Carlos Timaná Kure
Director del Centro de Gobierno de la Universidad Católica San Pablo
Sin lugar a dudas, el nombre de Víctor Polay Campos está unido a uno de los periodos más dolorosos y sangrientos de la historia del Perú. Su actuación dejó una estela de sangre en la década de 1980 y principios de 1990.
La admisión de una demanda a favor de quien fuera el principal cabecilla del Movimiento Revolucionario Tupac Amaru (MRTA), por parte de la Comisión Interamericana de Derechos Humanos (CIDH), alegando falta de legalidad y garantías judiciales en su juicio, politiza más la situación de este organismo ante la opinión pública nacional, en la que ya era cuestionada debido al informe realizado por las muertes registradas durante las protestas de diciembre y enero pasados. Estos hechos terminan echándole gasolina al debate de si el país debe seguir o no bajo su jurisdicción.
Sobre Polay recae una sentencia de 35 años de prisión, que se cumple en 3 años, es decir, termina en 2026, ¿qué necesidad tiene la CIDH de entrar en estos momentos, cuando falta tan poco para que concluya?

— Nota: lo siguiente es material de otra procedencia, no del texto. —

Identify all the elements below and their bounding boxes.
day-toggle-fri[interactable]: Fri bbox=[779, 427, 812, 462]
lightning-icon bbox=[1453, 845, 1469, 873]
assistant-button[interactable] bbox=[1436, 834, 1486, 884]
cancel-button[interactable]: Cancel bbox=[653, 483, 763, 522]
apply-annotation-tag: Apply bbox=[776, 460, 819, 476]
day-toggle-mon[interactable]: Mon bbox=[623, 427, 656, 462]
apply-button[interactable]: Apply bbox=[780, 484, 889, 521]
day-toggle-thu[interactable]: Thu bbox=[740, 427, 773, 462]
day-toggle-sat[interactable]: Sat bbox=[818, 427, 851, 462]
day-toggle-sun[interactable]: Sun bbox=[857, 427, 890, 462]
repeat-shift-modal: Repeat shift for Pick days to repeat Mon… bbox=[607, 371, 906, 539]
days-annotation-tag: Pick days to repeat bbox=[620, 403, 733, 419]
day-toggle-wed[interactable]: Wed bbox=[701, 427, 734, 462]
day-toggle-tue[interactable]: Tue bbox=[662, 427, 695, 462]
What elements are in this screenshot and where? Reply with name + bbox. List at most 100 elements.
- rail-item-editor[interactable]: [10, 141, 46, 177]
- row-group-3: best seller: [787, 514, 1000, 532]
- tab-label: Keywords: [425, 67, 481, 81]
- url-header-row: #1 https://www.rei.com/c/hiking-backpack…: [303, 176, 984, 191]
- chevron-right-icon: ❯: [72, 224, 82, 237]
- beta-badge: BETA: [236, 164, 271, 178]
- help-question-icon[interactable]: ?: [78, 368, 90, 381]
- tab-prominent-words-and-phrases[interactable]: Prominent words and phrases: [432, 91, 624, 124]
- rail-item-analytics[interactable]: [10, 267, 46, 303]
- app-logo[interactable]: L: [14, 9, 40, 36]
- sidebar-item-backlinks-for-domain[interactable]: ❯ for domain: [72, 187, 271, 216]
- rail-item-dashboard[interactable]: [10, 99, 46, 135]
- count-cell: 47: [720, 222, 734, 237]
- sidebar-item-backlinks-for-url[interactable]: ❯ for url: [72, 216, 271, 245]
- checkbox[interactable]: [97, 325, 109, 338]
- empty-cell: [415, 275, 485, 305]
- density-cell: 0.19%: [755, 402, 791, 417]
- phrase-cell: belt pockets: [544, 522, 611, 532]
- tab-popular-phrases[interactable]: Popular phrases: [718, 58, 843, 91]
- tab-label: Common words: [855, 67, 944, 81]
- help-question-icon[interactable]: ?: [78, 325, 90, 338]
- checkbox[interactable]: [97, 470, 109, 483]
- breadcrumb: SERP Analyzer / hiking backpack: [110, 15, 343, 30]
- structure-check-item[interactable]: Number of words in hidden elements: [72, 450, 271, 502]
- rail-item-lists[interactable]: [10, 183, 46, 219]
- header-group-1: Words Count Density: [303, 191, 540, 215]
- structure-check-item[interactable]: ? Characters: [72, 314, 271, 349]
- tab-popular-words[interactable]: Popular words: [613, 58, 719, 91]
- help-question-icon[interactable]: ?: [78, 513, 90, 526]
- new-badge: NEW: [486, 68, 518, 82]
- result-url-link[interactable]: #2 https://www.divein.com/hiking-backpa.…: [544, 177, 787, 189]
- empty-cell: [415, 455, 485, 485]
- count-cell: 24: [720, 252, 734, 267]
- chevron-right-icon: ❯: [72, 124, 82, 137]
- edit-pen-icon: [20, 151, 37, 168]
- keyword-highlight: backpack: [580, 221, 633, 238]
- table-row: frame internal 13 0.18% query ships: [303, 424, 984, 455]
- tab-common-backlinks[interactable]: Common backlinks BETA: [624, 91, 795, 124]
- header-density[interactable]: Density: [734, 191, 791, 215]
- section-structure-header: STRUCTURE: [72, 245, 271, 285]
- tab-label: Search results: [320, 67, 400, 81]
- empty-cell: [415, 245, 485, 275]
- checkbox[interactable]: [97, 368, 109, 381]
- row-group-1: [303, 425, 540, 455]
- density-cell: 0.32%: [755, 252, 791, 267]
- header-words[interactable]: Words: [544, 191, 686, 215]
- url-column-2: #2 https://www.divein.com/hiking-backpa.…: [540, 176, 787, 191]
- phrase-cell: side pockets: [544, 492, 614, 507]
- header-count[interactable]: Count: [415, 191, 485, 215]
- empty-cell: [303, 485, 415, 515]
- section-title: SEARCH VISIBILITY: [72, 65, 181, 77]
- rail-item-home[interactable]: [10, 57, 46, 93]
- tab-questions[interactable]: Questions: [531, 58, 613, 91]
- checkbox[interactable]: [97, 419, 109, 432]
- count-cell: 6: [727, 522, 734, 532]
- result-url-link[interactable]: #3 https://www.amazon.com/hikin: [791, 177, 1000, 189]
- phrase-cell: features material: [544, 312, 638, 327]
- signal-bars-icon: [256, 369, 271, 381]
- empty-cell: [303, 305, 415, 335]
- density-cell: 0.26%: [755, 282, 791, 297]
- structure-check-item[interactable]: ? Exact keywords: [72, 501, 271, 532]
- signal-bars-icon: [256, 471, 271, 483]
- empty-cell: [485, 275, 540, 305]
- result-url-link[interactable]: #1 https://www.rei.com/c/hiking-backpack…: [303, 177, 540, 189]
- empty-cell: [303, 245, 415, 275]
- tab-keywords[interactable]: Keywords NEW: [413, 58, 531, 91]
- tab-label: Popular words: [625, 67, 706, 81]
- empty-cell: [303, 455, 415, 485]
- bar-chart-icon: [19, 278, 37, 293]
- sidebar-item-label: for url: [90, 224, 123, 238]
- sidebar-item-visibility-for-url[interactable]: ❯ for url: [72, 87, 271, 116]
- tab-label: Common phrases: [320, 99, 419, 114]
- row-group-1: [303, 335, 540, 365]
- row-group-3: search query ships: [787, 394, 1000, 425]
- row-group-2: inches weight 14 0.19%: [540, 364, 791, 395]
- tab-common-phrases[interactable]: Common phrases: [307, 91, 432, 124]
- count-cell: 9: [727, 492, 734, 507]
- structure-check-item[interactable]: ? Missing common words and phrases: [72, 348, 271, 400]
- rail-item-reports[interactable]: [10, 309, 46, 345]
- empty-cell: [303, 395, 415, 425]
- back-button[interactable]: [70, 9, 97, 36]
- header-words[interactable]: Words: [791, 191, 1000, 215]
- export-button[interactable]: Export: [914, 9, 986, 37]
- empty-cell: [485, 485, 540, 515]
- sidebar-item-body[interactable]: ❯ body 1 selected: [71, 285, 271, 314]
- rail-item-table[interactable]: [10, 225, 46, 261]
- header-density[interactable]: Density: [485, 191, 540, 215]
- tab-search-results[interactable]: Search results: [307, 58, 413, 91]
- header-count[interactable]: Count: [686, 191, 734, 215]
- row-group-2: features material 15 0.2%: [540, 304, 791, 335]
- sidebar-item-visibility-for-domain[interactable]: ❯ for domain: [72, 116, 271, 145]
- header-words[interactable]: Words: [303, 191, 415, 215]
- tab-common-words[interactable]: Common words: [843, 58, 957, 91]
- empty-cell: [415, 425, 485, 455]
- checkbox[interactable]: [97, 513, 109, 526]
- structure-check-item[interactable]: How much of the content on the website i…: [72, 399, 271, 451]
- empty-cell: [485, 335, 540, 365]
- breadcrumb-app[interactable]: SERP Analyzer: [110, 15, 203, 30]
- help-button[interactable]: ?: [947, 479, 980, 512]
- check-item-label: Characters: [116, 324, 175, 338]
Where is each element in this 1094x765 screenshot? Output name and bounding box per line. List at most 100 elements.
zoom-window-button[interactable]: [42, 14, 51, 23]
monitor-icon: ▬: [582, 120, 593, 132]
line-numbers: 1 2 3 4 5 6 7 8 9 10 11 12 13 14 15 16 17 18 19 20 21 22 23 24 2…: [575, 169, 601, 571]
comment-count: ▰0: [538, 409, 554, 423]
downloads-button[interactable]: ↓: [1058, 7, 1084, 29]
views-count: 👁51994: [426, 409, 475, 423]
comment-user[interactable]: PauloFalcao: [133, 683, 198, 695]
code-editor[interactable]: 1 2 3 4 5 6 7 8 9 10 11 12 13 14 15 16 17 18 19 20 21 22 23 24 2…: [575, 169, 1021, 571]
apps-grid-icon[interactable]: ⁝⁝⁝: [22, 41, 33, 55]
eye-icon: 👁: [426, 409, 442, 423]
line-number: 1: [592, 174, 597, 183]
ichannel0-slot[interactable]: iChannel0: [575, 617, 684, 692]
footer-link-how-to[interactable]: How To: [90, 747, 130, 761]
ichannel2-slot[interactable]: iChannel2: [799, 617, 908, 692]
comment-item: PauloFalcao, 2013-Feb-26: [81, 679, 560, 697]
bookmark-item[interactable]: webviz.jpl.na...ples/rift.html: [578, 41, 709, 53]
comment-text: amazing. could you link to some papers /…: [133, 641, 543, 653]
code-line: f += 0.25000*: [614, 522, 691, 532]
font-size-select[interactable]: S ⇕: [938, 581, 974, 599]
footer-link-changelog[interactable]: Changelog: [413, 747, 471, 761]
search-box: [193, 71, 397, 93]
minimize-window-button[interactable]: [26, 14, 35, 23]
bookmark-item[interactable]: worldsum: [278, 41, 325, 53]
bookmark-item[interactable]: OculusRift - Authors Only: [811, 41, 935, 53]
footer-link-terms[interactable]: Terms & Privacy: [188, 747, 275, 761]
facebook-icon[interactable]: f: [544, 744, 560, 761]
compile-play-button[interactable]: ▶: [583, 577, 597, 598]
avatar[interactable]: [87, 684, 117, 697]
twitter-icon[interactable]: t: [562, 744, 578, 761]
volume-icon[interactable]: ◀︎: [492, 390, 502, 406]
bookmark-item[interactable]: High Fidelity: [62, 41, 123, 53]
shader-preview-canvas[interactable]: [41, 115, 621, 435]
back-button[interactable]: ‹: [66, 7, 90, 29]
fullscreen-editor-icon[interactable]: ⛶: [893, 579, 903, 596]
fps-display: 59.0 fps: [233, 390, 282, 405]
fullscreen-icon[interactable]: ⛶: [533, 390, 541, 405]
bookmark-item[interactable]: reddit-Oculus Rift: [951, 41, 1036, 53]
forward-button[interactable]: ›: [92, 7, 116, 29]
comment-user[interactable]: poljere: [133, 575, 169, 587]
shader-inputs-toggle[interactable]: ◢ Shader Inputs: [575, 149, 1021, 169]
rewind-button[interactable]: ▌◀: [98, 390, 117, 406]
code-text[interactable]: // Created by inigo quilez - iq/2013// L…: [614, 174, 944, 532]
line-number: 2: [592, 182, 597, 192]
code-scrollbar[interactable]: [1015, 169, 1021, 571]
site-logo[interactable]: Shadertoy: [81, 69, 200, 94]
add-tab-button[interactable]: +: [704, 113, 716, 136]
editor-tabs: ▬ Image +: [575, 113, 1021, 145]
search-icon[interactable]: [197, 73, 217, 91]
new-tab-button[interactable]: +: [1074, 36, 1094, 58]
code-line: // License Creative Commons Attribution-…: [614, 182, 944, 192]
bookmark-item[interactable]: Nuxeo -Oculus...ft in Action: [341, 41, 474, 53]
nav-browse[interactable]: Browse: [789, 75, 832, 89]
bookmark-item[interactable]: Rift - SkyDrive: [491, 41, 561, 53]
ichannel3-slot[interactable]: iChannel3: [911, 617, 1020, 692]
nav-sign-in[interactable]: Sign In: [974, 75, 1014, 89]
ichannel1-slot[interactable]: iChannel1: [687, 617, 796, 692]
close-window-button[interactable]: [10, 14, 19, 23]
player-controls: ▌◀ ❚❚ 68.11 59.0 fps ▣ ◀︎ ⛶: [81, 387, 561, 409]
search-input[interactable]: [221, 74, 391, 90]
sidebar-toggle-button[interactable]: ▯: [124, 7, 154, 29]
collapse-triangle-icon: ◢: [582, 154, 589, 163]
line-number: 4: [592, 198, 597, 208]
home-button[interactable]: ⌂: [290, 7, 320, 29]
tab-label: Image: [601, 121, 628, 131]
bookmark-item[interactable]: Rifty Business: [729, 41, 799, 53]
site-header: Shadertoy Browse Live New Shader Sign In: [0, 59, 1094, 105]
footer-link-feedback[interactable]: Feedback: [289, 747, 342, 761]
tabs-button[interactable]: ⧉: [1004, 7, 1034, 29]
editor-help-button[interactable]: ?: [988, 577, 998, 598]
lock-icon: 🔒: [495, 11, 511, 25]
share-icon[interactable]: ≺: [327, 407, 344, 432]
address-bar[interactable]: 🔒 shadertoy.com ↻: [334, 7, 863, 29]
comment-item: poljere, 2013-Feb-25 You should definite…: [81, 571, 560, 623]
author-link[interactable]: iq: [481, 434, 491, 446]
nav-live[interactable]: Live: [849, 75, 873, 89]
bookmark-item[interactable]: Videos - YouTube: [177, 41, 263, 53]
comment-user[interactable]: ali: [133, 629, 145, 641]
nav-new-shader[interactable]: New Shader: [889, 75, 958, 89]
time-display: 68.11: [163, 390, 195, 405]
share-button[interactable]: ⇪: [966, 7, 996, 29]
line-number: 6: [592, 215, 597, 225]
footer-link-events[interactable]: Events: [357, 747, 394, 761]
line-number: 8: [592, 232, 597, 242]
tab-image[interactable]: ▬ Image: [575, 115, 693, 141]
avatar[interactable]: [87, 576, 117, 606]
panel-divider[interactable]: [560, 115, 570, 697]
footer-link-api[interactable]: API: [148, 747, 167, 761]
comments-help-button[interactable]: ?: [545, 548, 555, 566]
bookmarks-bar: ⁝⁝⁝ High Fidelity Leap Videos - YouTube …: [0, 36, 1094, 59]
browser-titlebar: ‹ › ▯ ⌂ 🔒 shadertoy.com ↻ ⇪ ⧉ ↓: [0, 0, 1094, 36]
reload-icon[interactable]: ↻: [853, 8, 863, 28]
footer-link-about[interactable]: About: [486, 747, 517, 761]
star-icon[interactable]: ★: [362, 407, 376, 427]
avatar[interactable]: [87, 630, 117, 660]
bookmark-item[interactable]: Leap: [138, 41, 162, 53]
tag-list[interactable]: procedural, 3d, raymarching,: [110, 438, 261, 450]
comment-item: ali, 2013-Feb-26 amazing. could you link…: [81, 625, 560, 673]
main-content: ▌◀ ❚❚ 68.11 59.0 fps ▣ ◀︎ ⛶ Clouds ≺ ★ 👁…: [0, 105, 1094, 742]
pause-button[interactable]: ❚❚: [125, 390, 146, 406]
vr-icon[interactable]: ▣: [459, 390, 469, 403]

Además, por la revisión de un comité de DD. HH. ya le habían sido revocadas la sentencia a cadena perpetua y la sentencia de traición a la patria en 2001, está purgando una condena tras un proceso que gozó de todas las garantías en 2006, un lustro después de la salida de Alberto Fujimori y Vladimiro Montesinos.
Que Víctor Polay clame por justicia para él, pero que no la haya ofrecido a sus víctimas, muestra por lo menos una gran indolencia por el daño que causó a tantas familias. Aún estremecen sus declaraciones de 1992, cuando fue capturado y presentado a la prensa; en ese entonces los periodistas lo abordaron y sentenció: “No me arrepiento de nada”. Parece que nada ha cambiado.